Gut bacteria that break down a sugar called fucose could be dampening our immune response to the COVID-19 mRNA vaccine, according to a study led by researchers from the Okinawa Institute of Science and Technology (OIST).
The scientists report that increased fucose digestion by bacteria in the gut before vaccination was associated with lower numbers of T-cells activated by vaccination. T-cells are an important type of blood immune cell that are activated by a specific strain of bacteria or virus, and then multiply to fight the infection.
The findings, published 20 April in Communications Biology, illustrate the important impact that the trillions of bacteria in our gut — collectively called our ‘gut microbiome’— have on our immune health and adds a missing piece to the puzzle of why vaccination varies in effectiveness from person to person.
“Not everyone who gets the same vaccine receives an equal level of protection, but we still don’t really understand why people respond so differently,” said Professor Hiroki Ishikawa, who leads the OIST Immune Signal Unit. “If we can get to the bottom of what causes this variation, we could predict how an individual might respond to a vaccine, and perhaps find new strategies to promote the immune response.”
While this research focused on the response to the COVID-19 Pfizer mRNA vaccine, the researchers believe their results could also be relevant for other mRNA vaccines in development that protect against other infectious diseases, and even cancer.
In this study, Prof. Ishikawa and his colleagues took a stool sample and multiple blood samples from 96 healthy participants living in Okinawa, starting before the first dose of the vaccine, and ending a month after the second dose.
They then did a broad analysis, looking at all the genes from immune cells in the blood and bacteria in the gut to see if there was any association with an individual’s T-cell and antibody levels.
Left to right: Professor Hiroki Ishikawa, Miho Tamai, and Masato Hirota from the Immune Signal Unit looked for associations between genes and proteins from blood immune cells and gut bacteria, and an individual’s immune response.
The researchers did not find a significant link to antibody levels, but they did find that individuals that had a lower T-cell response also had a gut microbiome with a high activity of fucose digestion.
The team also found that individuals with a reduced T-cell response had higher expression of two genes, FOS and ATF3, prior to vaccination. These genes are expressed by blood immune cells, and code for proteins that are part of a larger group, called AP-1 transcription factors. Previous research has shown that different AP-1 transcription factors control T-cell survival and activity, but the exact role and function of these two proteins remains unknown.
Individuals with higher expression of FOS and ATF3 prior to vaccination also had microbiomes with high activity of fucose digestion, suggesting that the gut’s impact on the immune system is through a pathway that involves FOS and ATF3.

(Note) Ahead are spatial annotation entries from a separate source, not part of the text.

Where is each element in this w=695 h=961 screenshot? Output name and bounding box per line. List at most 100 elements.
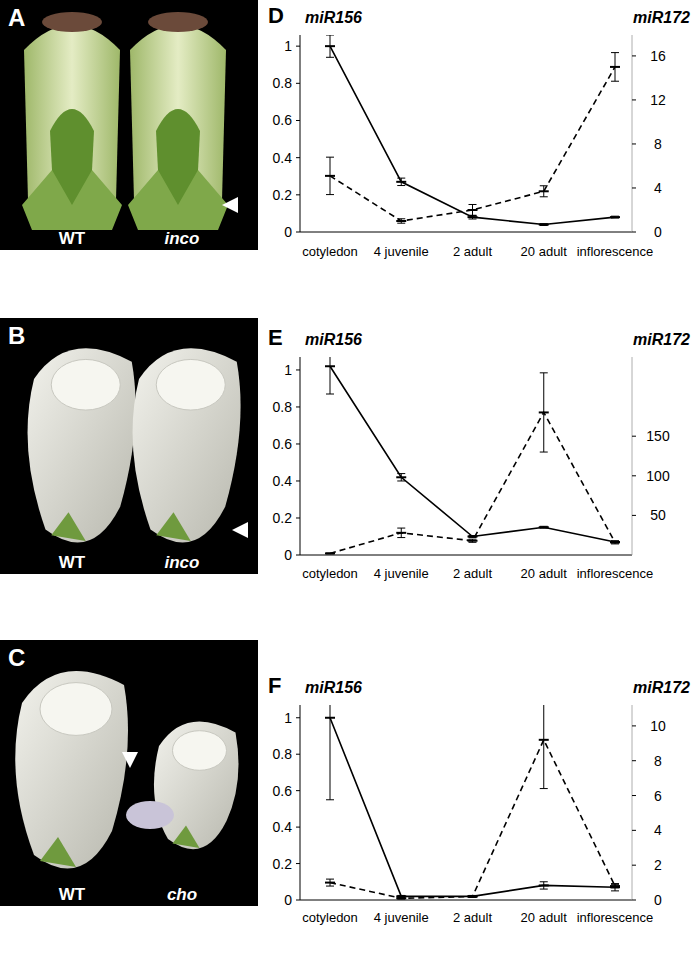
error-cap [540, 372, 548, 373]
error-bar [326, 705, 334, 800]
y-tick-label: 0 [284, 892, 292, 908]
point-marker [539, 526, 549, 528]
series-name: miR172 [633, 331, 690, 348]
error-bar [397, 895, 405, 897]
point-marker [325, 882, 335, 884]
error-bar [611, 884, 619, 891]
point-marker [539, 190, 549, 192]
y-tick-label: 0.6 [273, 783, 293, 799]
y2-tick-label: 8 [654, 753, 662, 769]
error-cap [540, 225, 548, 226]
error-cap [540, 196, 548, 197]
series-line [330, 67, 615, 221]
series-line [330, 366, 615, 542]
y2-tick [632, 143, 636, 144]
photo-panel: CWTcho [0, 640, 258, 906]
error-cap [540, 223, 548, 224]
figure: AWTincoBWTincoCWTchoD00.20.40.60.8104812… [0, 0, 695, 961]
y2-tick [632, 99, 636, 100]
point-marker [325, 175, 335, 177]
x-tick-label: 2 adult [453, 910, 492, 925]
x-tick-label: inflorescence [577, 244, 654, 259]
calyx [128, 170, 228, 230]
error-cap [469, 218, 477, 219]
error-cap [469, 895, 477, 896]
y-tick-label: 0 [284, 547, 292, 563]
background [0, 0, 695, 961]
x-tick-label: 20 adult [521, 566, 568, 581]
error-cap [326, 886, 334, 887]
error-cap [611, 542, 619, 543]
error-bar [326, 157, 334, 194]
point-marker [539, 739, 549, 741]
y-tick [296, 46, 300, 47]
error-cap [397, 185, 405, 186]
error-bar [611, 53, 619, 82]
panel-label: F [268, 673, 281, 698]
y2-tick [632, 475, 636, 476]
y-tick-label: 0.6 [273, 436, 293, 452]
error-cap [540, 185, 548, 186]
y2-axis [632, 357, 633, 555]
point-marker [610, 541, 620, 543]
flower-lip [51, 359, 120, 410]
y2-tick-label: 8 [654, 136, 662, 152]
error-cap [397, 480, 405, 481]
genotype-label: WT [59, 885, 86, 904]
genotype-label: WT [59, 229, 86, 248]
y-tick-label: 0.4 [273, 473, 293, 489]
y-tick [296, 369, 300, 370]
genotype-label: cho [167, 885, 197, 904]
y2-tick-label: 0 [654, 224, 662, 240]
error-stem [543, 705, 544, 789]
series-name: miR172 [633, 679, 690, 696]
x-tick-label: 4 juvenile [374, 566, 429, 581]
error-bar [540, 186, 548, 197]
error-bar [326, 357, 334, 394]
y2-tick [632, 55, 636, 56]
error-cap [469, 215, 477, 216]
error-stem [330, 357, 331, 394]
y2-tick [632, 187, 636, 188]
point-marker [468, 540, 478, 542]
y2-axis [632, 35, 633, 232]
error-bar [611, 216, 619, 218]
y2-tick-label: 6 [654, 788, 662, 804]
genotype-label: inco [165, 553, 200, 572]
calyx [156, 512, 191, 541]
error-cap [397, 537, 405, 538]
error-bar [397, 897, 405, 899]
error-cap [397, 897, 405, 898]
y-tick-label: 0.8 [273, 75, 293, 91]
photo-panel: BWTinco [0, 318, 258, 574]
y2-tick-label: 100 [646, 468, 670, 484]
flower-petal [154, 721, 239, 849]
series-line [330, 740, 615, 898]
genotype-label: WT [59, 553, 86, 572]
error-bar [326, 35, 334, 57]
error-cap [326, 35, 334, 36]
point-marker [325, 717, 335, 719]
y-tick-label: 0 [284, 224, 292, 240]
error-bar [469, 896, 477, 898]
y-tick [296, 232, 300, 233]
flower-lip [156, 359, 225, 410]
y-tick-label: 0.2 [273, 187, 293, 203]
y-tick [296, 480, 300, 481]
y2-tick-label: 2 [654, 857, 662, 873]
error-cap [397, 473, 405, 474]
y-tick [296, 120, 300, 121]
error-cap [469, 204, 477, 205]
y-tick-label: 0.8 [273, 746, 293, 762]
error-cap [326, 157, 334, 158]
point-marker [396, 220, 406, 222]
x-tick-label: 20 adult [521, 244, 568, 259]
error-cap [611, 890, 619, 891]
error-bar [611, 884, 619, 887]
chart: E00.20.40.60.8150100150cotyledon4 juveni… [268, 325, 690, 581]
x-axis [300, 900, 632, 901]
point-marker [468, 216, 478, 218]
flower-petal [15, 671, 128, 868]
error-bar [540, 882, 548, 889]
plot-area [325, 705, 620, 899]
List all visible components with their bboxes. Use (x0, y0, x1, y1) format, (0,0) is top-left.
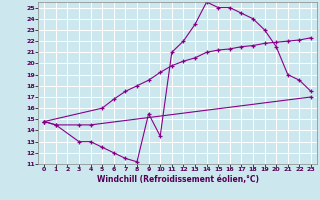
X-axis label: Windchill (Refroidissement éolien,°C): Windchill (Refroidissement éolien,°C) (97, 175, 259, 184)
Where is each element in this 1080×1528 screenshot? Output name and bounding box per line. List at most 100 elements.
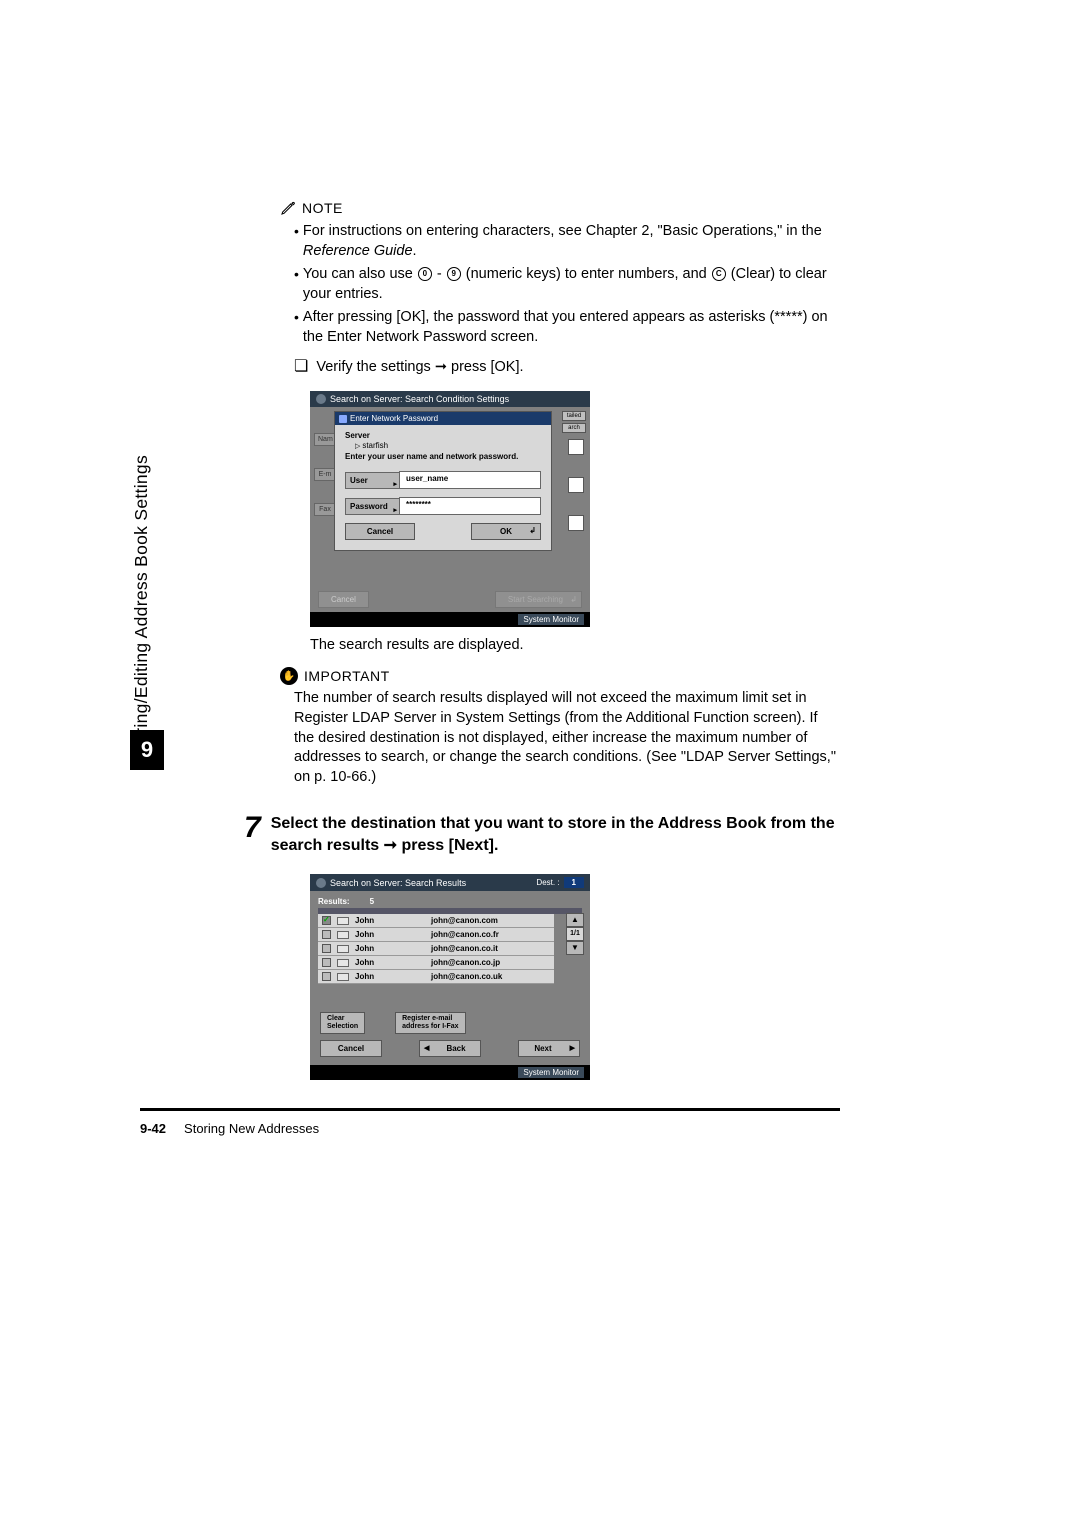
scroll-up-button[interactable]: ▲: [566, 913, 584, 927]
dialog-title-text: Enter Network Password: [350, 414, 438, 423]
important-label: IMPORTANT: [304, 668, 390, 684]
dialog-titlebar: Enter Network Password: [335, 412, 551, 425]
page-footer: 9-42 Storing New Addresses: [140, 1121, 840, 1136]
note-item: • You can also use 0 - 9 (numeric keys) …: [294, 265, 840, 304]
ss1-body: Nam E-m Fax tailed arch Enter Network Pa…: [310, 407, 590, 587]
next-button[interactable]: Next: [518, 1040, 580, 1057]
verify-text: Verify the settings ➞ press [OK].: [316, 359, 523, 375]
ss1-title: Search on Server: Search Condition Setti…: [330, 394, 509, 404]
row-checkbox[interactable]: [322, 930, 331, 939]
screenshot-search-results: Search on Server: Search Results Dest. :…: [310, 874, 590, 1079]
note-item: • After pressing [OK], the password that…: [294, 308, 840, 347]
row-checkbox[interactable]: [322, 972, 331, 981]
bullet: •: [294, 308, 299, 327]
row-name: John: [355, 930, 425, 939]
send-icon: [316, 878, 326, 888]
caption-1: The search results are displayed.: [310, 637, 840, 653]
system-monitor-bar: System Monitor: [310, 612, 590, 627]
register-ifax-button[interactable]: Register e-mail address for I-Fax: [395, 1012, 465, 1033]
ok-button[interactable]: OK: [471, 523, 541, 540]
password-dialog: Enter Network Password Server starfish E…: [334, 411, 552, 551]
row-checkbox[interactable]: [322, 916, 331, 925]
ss1-side-labels: Nam E-m Fax: [314, 433, 336, 538]
ss1-side-right: tailed arch: [562, 411, 586, 435]
result-row[interactable]: John john@canon.com: [318, 914, 554, 928]
result-row[interactable]: John john@canon.co.jp: [318, 956, 554, 970]
ss2-titlebar: Search on Server: Search Results Dest. :…: [310, 874, 590, 891]
bullet: •: [294, 222, 299, 241]
pencil-icon: [280, 200, 296, 216]
dest-label: Dest. :: [536, 878, 559, 887]
envelope-icon: [337, 917, 349, 925]
password-field-row: Password ********: [345, 497, 541, 515]
ss2-body: Results: 5 Johnjohn@canon.comJohnjohn@ca…: [310, 891, 590, 1064]
main-content: NOTE • For instructions on entering char…: [280, 200, 840, 1136]
dialog-body: Server starfish Enter your user name and…: [335, 425, 551, 550]
note-text: For instructions on entering characters,…: [303, 222, 840, 261]
key-0-icon: 0: [418, 267, 432, 281]
envelope-icon: [337, 945, 349, 953]
row-email: john@canon.com: [431, 916, 550, 925]
row-checkbox[interactable]: [322, 958, 331, 967]
bottom-cancel-button[interactable]: Cancel: [318, 591, 369, 608]
row-name: John: [355, 916, 425, 925]
password-label-button[interactable]: Password: [345, 498, 399, 515]
envelope-icon: [337, 931, 349, 939]
side-label: Fax: [314, 503, 336, 516]
clear-selection-button[interactable]: Clear Selection: [320, 1012, 365, 1033]
side-label: E-m: [314, 468, 336, 481]
verify-step: ❏ Verify the settings ➞ press [OK].: [294, 359, 840, 375]
results-list: Johnjohn@canon.comJohnjohn@canon.co.frJo…: [318, 914, 554, 984]
row-email: john@canon.co.it: [431, 944, 550, 953]
start-searching-button[interactable]: Start Searching: [495, 591, 582, 608]
user-field-row: User user_name: [345, 471, 541, 489]
checkbox-icon: ❏: [294, 359, 308, 375]
ss2-title: Search on Server: Search Results: [330, 878, 466, 888]
password-input[interactable]: ********: [399, 497, 541, 515]
hand-icon: ✋: [280, 667, 298, 685]
cancel-button[interactable]: Cancel: [320, 1040, 382, 1057]
system-monitor-bar: System Monitor: [310, 1065, 590, 1080]
result-row[interactable]: John john@canon.co.uk: [318, 970, 554, 984]
step-text: Select the destination that you want to …: [271, 813, 840, 856]
dialog-buttons: Cancel OK: [345, 523, 541, 540]
row-name: John: [355, 972, 425, 981]
note-item: • For instructions on entering character…: [294, 222, 840, 261]
note-list: • For instructions on entering character…: [294, 222, 840, 347]
key-c-icon: C: [712, 267, 726, 281]
results-label: Results:: [318, 897, 350, 906]
result-row[interactable]: Johnjohn@canon.co.it: [318, 942, 554, 956]
scroll-down-button[interactable]: ▼: [566, 941, 584, 955]
send-icon: [316, 394, 326, 404]
row-name: John: [355, 958, 425, 967]
back-button[interactable]: Back: [419, 1040, 481, 1057]
user-label-button[interactable]: User: [345, 472, 399, 489]
important-body: The number of search results displayed w…: [294, 689, 840, 787]
envelope-icon: [337, 959, 349, 967]
chapter-badge: 9: [130, 730, 164, 770]
system-monitor-button[interactable]: System Monitor: [518, 1067, 584, 1078]
side-check: [568, 439, 584, 455]
row-email: john@canon.co.uk: [431, 972, 550, 981]
user-input[interactable]: user_name: [399, 471, 541, 489]
side-check: [568, 515, 584, 531]
row-email: john@canon.co.fr: [431, 930, 550, 939]
dialog-icon: [339, 415, 347, 423]
note-text: After pressing [OK], the password that y…: [303, 308, 840, 347]
step-number: 7: [244, 813, 261, 843]
nav-row: Cancel Back Next: [318, 1040, 582, 1061]
note-header: NOTE: [280, 200, 840, 216]
result-row[interactable]: John john@canon.co.fr: [318, 928, 554, 942]
server-name: starfish: [355, 441, 541, 450]
row-checkbox[interactable]: [322, 944, 331, 953]
page-indicator: 1/1: [566, 927, 584, 941]
screenshot-enter-password: Search on Server: Search Condition Setti…: [310, 391, 590, 627]
page-number: 9-42: [140, 1121, 166, 1136]
cancel-button[interactable]: Cancel: [345, 523, 415, 540]
note-text: You can also use 0 - 9 (numeric keys) to…: [303, 265, 840, 304]
dest-counter: Dest. : 1: [536, 877, 584, 888]
system-monitor-button[interactable]: System Monitor: [518, 614, 584, 625]
row-email: john@canon.co.jp: [431, 958, 550, 967]
dest-count: 1: [564, 877, 584, 888]
page-divider: [140, 1108, 840, 1111]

“The mechanism is not yet proven, but we propose that fucose digestion leads to increased baseline expression of FOS and ATF3 in blood immune cells, which in turn weakens the response to the COVID-19 vaccine,” said Masato Hirota, first author and PhD student in the Immune Signal Unit. “It’s clear that gut bacteria have an important impact on the overall health of the immune system.”
High activity of fucose digestion by bacteria in the gut is associated with higher expression of two AP-1 transcription factors, FOS and ATF3 in blood immune cells, and with a lower T-cell response to the COVID-19 vaccine.
The team now plans to experimentally manipulate the gut bacteria in mice and investigate the exact mechanism of FOS and ATF3, to further understand the link between the microbiome, blood immune cells and the overall immune response.
The study was carried out as a collaboration between OIST, Naha Medical Association and KIN Oncology Wellness Clinic. From OIST, Prof. Hiroaki Kitano, Prof. Matthias Wolf, and former Provost Mary Collins contributed to the study. This was supported by COVID-19 AI and Simulation Project (Cabinet Secretariat) to Prof. Ishikawa, the Platform Project for Supporting Drug Discovery and Life Science Research (BINDS) from AMED to Prof. Wolf, and JST COI-NEXT to Prof. Kitano.